Over the last several years, I have met several people who suffer from what I call Deactionary Dreamers. These people suffer from an illusion that execution has no impact on the outcome, and instead is a given.
In a normal scenario (when things go well), you have three basic steps:
- Good Idea / Opportunity Identified
A good idea that requires action is identified. If all goes well, it could have very good results. - Action/Execution
Work is performed toward the pursuit of obtaining success as it relates to the idea. This is usually the area where you find out whether or not this was really a good idea to begin with - Solution/Success
If the idea was sound, and the work was good, you have success.
However, those with Deactionary dreams take for granted what happens during step #2. As a result, once they have identified the opportunity or good idea, they will be successful and it will come to fruition. There steps loook something like:
- Identify the good idea / opportunity
- ?
- Enjoy the success of that opportunity
While I don’t generally condone Southpark as an edifying show, there was an episode early on that in on this very idea. In the episode, underpants gnomes were stealing the kids underpants (and thereby driving them crazy since their parents didn’t believe them). Anyway, at one point in time, the kids followed the gnomes to their lair and the gnomes showed them their business plan which was :
- Collect Underpants
- ?
- Profit
The kids tried to elicit an answer to what #2 was, with Abott and Costello effect (Whose on first? etc). The gnomes are committed Deactionay Dreamers.
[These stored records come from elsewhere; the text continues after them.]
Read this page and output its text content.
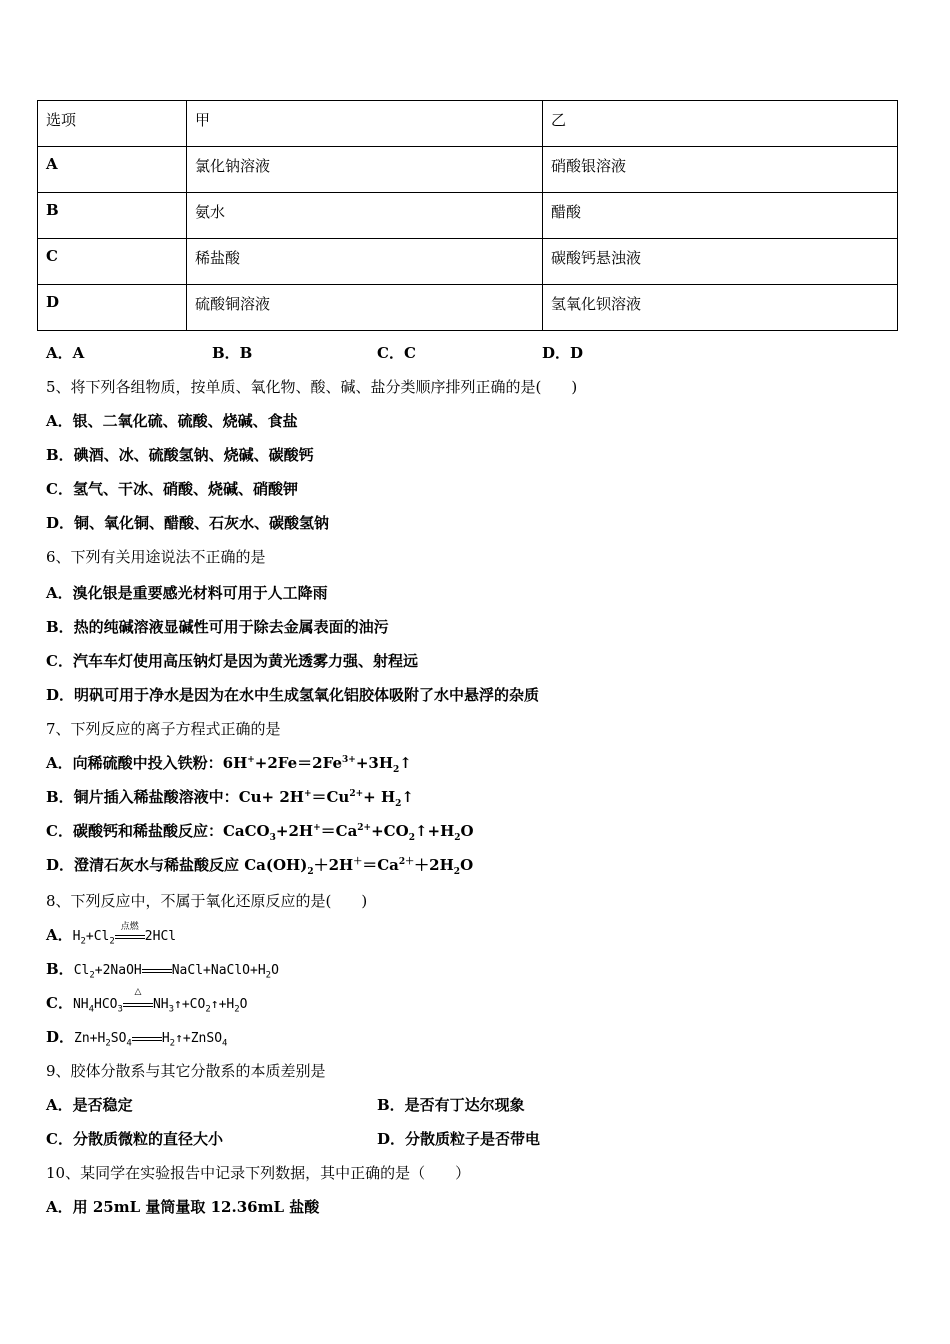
选项	甲	乙
A	氯化钠溶液	硝酸银溶液
B	氨水	醋酸
C	稀盐酸	碳酸钙悬浊液
D	硫酸铜溶液	氢氧化钡溶液
A．A	B．B	C．C	D．D
5、将下列各组物质，按单质、氧化物、酸、碱、盐分类顺序排列正确的是(　　)
A．银、二氧化硫、硫酸、烧碱、食盐
B．碘酒、冰、硫酸氢钠、烧碱、碳酸钙
C．氢气、干冰、硝酸、烧碱、硝酸钾
D．铜、氧化铜、醋酸、石灰水、碳酸氢钠
6、下列有关用途说法不正确的是
A．溴化银是重要感光材料可用于人工降雨
B．热的纯碱溶液显碱性可用于除去金属表面的油污
C．汽车车灯使用高压钠灯是因为黄光透雾力强、射程远
D．明矾可用于净水是因为在水中生成氢氧化铝胶体吸附了水中悬浮的杂质
7、下列反应的离子方程式正确的是
A．向稀硫酸中投入铁粉：$6H^++2Fe=2Fe^{3+}+3H_2↑$
B．铜片插入稀盐酸溶液中：$Cu+ 2H^+=Cu^{2+}+$ $H_2↑$
C．碳酸钙和稀盐酸反应：$CaCO_3+2H^+=Ca^{2+}+CO_2↑+H_2O$
D．澄清石灰水与稀盐酸反应 $Ca(OH)_2+2H^+=Ca^{2+}+2H_2O$
8、下列反应中，不属于氧化还原反应的是(　　)
A．$H_2+Cl_2$
点燃
2HCl
B．$Cl_2+2NaOH$ $NaCl+NaClO+H_2O$
C．$NH_4HCO_3$
△
$NH_3↑+CO_2↑+H_2O$
D．$Zn+H_2SO_4$ $H_2↑+ZnSO_4$
9、胶体分散系与其它分散系的本质差别是
A．是否稳定	B．是否有丁达尔现象
C．分散质微粒的直径大小	D．分散质粒子是否带电
10、某同学在实验报告中记录下列数据，其中正确的是（　　）
A．用 25mL 量筒量取 12.36mL 盐酸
This tendency can be one of the fallacies those who are prone to positive thinking fall into. They assume that everything is going to work out just fine when there is actually real work and real challenges that must be overcome. Moreover, the tend not to learn enough from past experiences to know which ideas are truly good that need hard work, and which will not come to fruition no matter how much work is done.
Ideas are a dime a dozen, but execution is hard and is where success is determined.